Jumat, November 22, 2024
24.6 C
Palangkaraya

Sosok Pekerja Keras dan Penyabar di Mata Istri dan Jemaah

ISABELA, Palangka Raya

TAHUN 2010 lalu, Hasbi tiba di Palangka Raya. Lalu ia mendapat tawaran dari tantenya untuk mendaftar sebagai marbut di Masjid Jami Syuhada. Kala itu masjid yang terletak di tepi jalan menuju tempat wisata Kereng Bangkirai itu belum memiliki marbut.

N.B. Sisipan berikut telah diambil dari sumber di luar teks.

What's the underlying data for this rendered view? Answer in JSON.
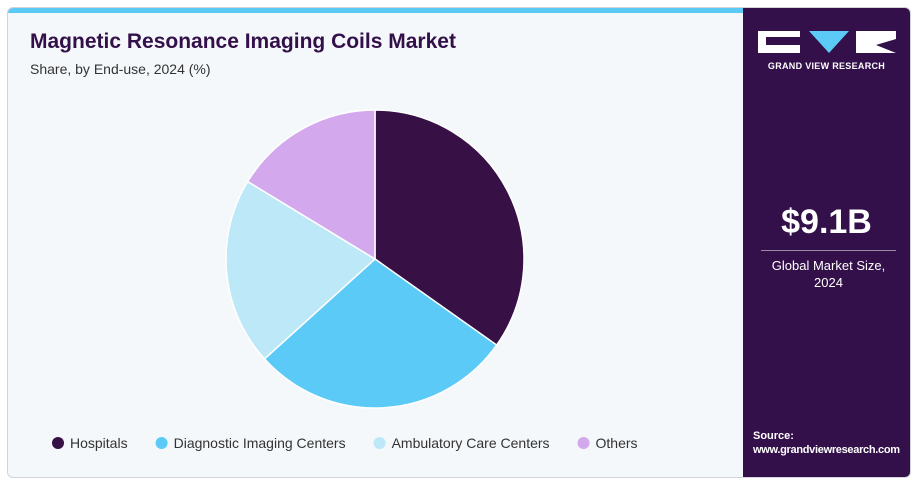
{
  "chart_data": {
    "type": "pie",
    "title": "Magnetic Resonance Imaging Coils Market",
    "subtitle": "Share, by End-use, 2024 (%)",
    "categories": [
      "Hospitals",
      "Diagnostic Imaging Centers",
      "Ambulatory Care Centers",
      "Others"
    ],
    "values": [
      34.8,
      28.5,
      20.4,
      16.3
    ],
    "colors": [
      "#371046",
      "#5ccaf6",
      "#bde8f8",
      "#d3a8ec"
    ],
    "legend": "bottom"
  },
  "sidebar": {
    "brand": "GRAND VIEW RESEARCH",
    "market_size": "$9.1B",
    "market_label": "Global Market Size, 2024",
    "source_label": "Source:",
    "source": "www.grandviewresearch.com"
  }
}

Saat itu statusnya masih bujang. Tanpa berpikir panjang, pria kelahiran 1987 itu langsung menerima tawaran menjadi pengurus masjid. Awal mengemban amanah, ia digaji Rp700 per bulan. Tak masalah, karena Hasbi juga bisa sambil bekerja sampingan. Kuli bangunan menjadi pilihannya saat itu.

“Menjadi marbut adalah pilihan saya, karena saya di kampung tidak punya pekerjaan tetap dan mengingat saya juga alumnus pondok pesantren, ya setidaknya saya punya modal ilmu untuk bisa diamalkan,” ujarnya saat ditemui Kalteng Pos, beberapa waktu lalu.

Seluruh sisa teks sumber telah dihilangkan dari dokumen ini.